I would say NO to B S A not very good take a look at Muller .
I have a few and love them . Also Nikon have great scopes, 
depends what your putting them on i also have a Nightforce .

Spend as much as you can

Irish


----------



## cwoparson (Aug 23, 2007)

Once upon a time the "you get what your pay for" and "spend more for a scope than you paid for the rifle" was for the most part true and good advice. With todays technology in scope building and lens production I don't believe that holds water anymore, especially for hunting scopes. For bench rest shooters looking for that 1,000 yard moa target it can become a factor but for the rest of us, there are $200 and $300 scopes out there that will perform just as well if not better than a top Leupold.

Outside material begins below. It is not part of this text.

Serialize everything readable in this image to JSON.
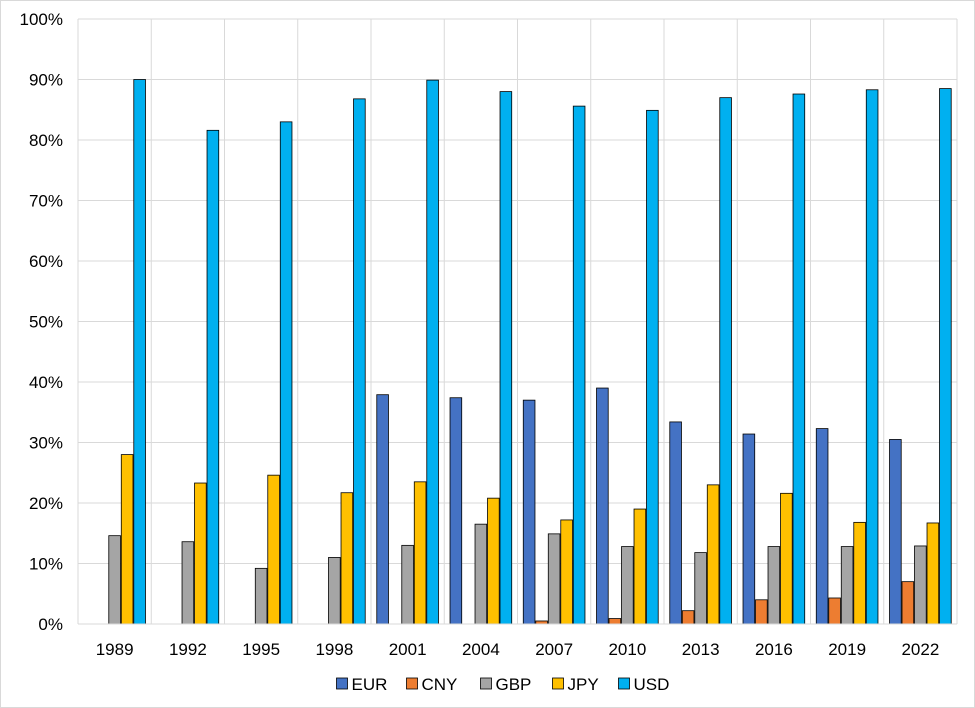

The dusk and dawn factor is another over rated area that I don't concern myself with. In most cases the difference is so minute the average hunter can't tell the difference and it certainly is not worth the extra couple hundred dollars. I'm not slamming those that want or think they need to have a $1,000 and up scope. Just saying that in 99% of the situations they are over priced for the application needs and service for the average hunter.

Having said all this, there are scopes that fall into the junk category as far as quality and I view BSA as one of those. I don't know why but even their supposedly better scopes seem to be fuzzy to look through, especially at higher magnification. I've owned a couple in the past and quickly disposed of them. Still, there are those that seem to like them. I've got some Weaver, Bushnell and even a couple high end Simmons scopes I'll put up along side a Leupold any day of the week. I would say on average I spend $250 to $350 for a scope and I don't own a one that I need to get rid of.


----------